The Art of Noise
Started: 2024-07-23 20:20:13
Submitted: 2024-07-23 21:31:54
Visibility: World-readable
An art exhibition at SFMOMA mixing graphic design, psychedelic rock, industrial design, and engineering
On Saturday the 6th of July I needed to pick my family up at SFO airport in the afternoon, so I took the morning to head to SFMOMA to see what was new.
I parked at San Bruno BART so I would be located close to the airport. On the plaza in front of the BART station I saw the Tanforan Memorial, dedicated to the people of Japanese ancestry who were detained at the racetrack on this site at the beginning of the Second World War on their way to internment camps, on the dubious theory that they were somehow a threat to the United States. This was an avoidable tragedy based on racism and xenophobia; and now we are on the cusp of a new wave of racist anti-immigrant rhetoric aiming at dehumanizing people based on their perceived immigration status with the aim of violently removing them from their communities. (Indeed, as I write this a couple of weeks later, I just had the opportunity to see news coverage of people at the Republican National Convention waving signs reading "mass deportations now".)

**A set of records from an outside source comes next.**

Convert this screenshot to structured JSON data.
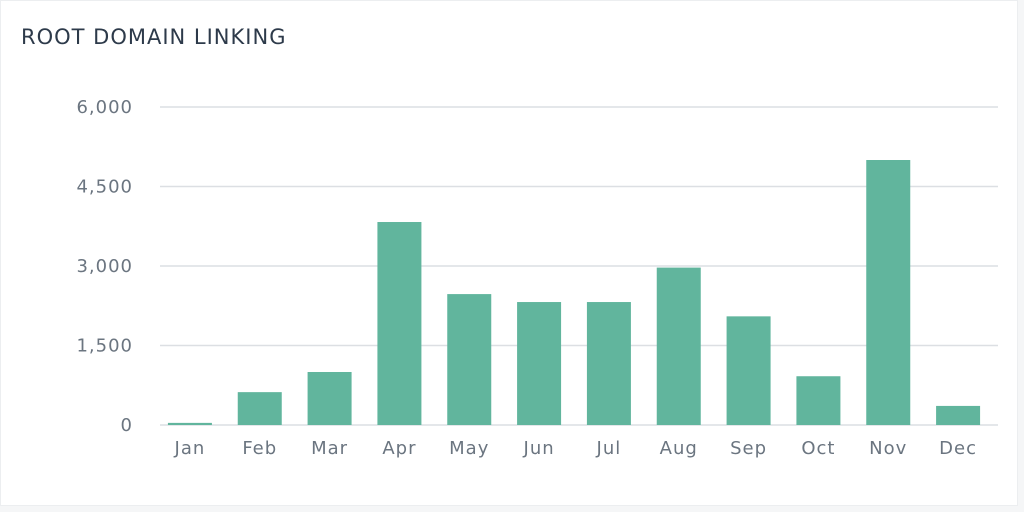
{
  "card": {
    "title": "ROOT DOMAIN LINKING"
  },
  "colors": {
    "bar": "#61b59d",
    "grid": "#dcdfe3",
    "text": "#6b7580",
    "title": "#2d3a4a"
  },
  "chart_data": {
    "type": "bar",
    "title": "ROOT DOMAIN LINKING",
    "xlabel": "",
    "ylabel": "",
    "categories": [
      "Jan",
      "Feb",
      "Mar",
      "Apr",
      "May",
      "Jun",
      "Jul",
      "Aug",
      "Sep",
      "Oct",
      "Nov",
      "Dec"
    ],
    "values": [
      40,
      620,
      1000,
      3830,
      2470,
      2320,
      2320,
      2970,
      2050,
      920,
      5000,
      360
    ],
    "ylim": [
      0,
      6000
    ],
    "yticks": [
      0,
      1500,
      3000,
      4500,
      6000
    ],
    "ytick_labels": [
      "0",
      "1,500",
      "3,000",
      "4,500",
      "6,000"
    ],
    "grid": true,
    "legend": "none"
  }
}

It is our moral imperative to defy these unjust, immoral, and illegal actions by any means necessary.
(Deep breath.)
The first thing I saw at SFMOMA was the temporary exhibition "The Art of Noise" on the seventh floor, which opened with a huge selection of concert posters from the 1960s arranged in a massive grid stretching wall-to-wall all the way to the ceiling. There were too many posters to look at them all, but they were all amazing: bands I recognized, playing at venues I've visited, all drawn in bright psychedelic colors with eye-watering intricate patterns. Around the corner was a wall full of record covers from the same era, followed by a smaller selection of more recent concert posters from the past twenty years, each with detailed curator tags explaining the context of the poster and the band and the show and how the design of the poster served its commercial goals. This was commercial graphic design, mass-produced in the service of business; but it was also art, subject to critique and display and admiration. All of these things can exist together.
As soon as I walked into the gallery I wished that I had brought Calvin, because he just finished a year of graphic design in his first year of high school and is enjoying the opportunity to design printed posters like the ones carefully displayed here.
The second part of the exhibition was a large gallery exploring the industrial design of music players. It started with streamlined Art Deco-inspired radios and record players from the first half of the twentieth century. Then there was a jukebox, and a bunch of fancifully-designed record players that defied the logic of the machine; one as built from a series of chrome spheres suspended on narrow pedestals, one for the record player and two on either side for the speakers. At the end of the gallery there was a boombox built into a concrete block, and a record player mounted on a slab of reinforced concrete. It was part industrial design and part engineering; and it was on display in a museum of modern art so presumably it was art as well.
The final gallery presented as part of the exhibition was across the elevator lobby, a large softly-lit room full of sturdy sound equipment opposite large carpeted stairs to sit and listen. It felt weird to sit and listen to recorded music with a group of people, so I stood for a few minutes, listening to the sparse instrumental music before moving on.
I wandered around the rest of the museum, looking at a mixture of the permanent and temporary exhibits. One of the temporary exhibits was an Infinity Room, which turned out to be a cube about the size of my living room, covered in mirrors on the inside, with brightly-colored glowing plastic circles embedded in the walls, providing the only light source inside the cube. I joined the queue just in time to join the next group into the room. We were given three minutes shut inside the cube, and advised that if we got too disoriented we could just close our eyes and it would all go away.
Inside the Infinity Room felt like being inside a kaleidoscope, though the bright plastic circles were not moving (which would have been even more disorienting). I didn't quite get the feeling that the room was stretching on forever, because there were enough other people that I kept seeing other people's heads, and the bright plastic circles; but overall it was an interesting experience. I walked around the room trying different perspectives, looking at myself (and over my shoulders, and around the corners) in the mirrors watching other people doing the same. By the time the three minutes were up I felt like I'd had a good experience and there wasn't much more I could see inside the cube.
I walked through the rest of the museum, much of which is occupied by the permanent collection that I've had the opportunity to see before, then left to grab a late lunch in the Mission, and headed to the airport to pick up my family and drive home.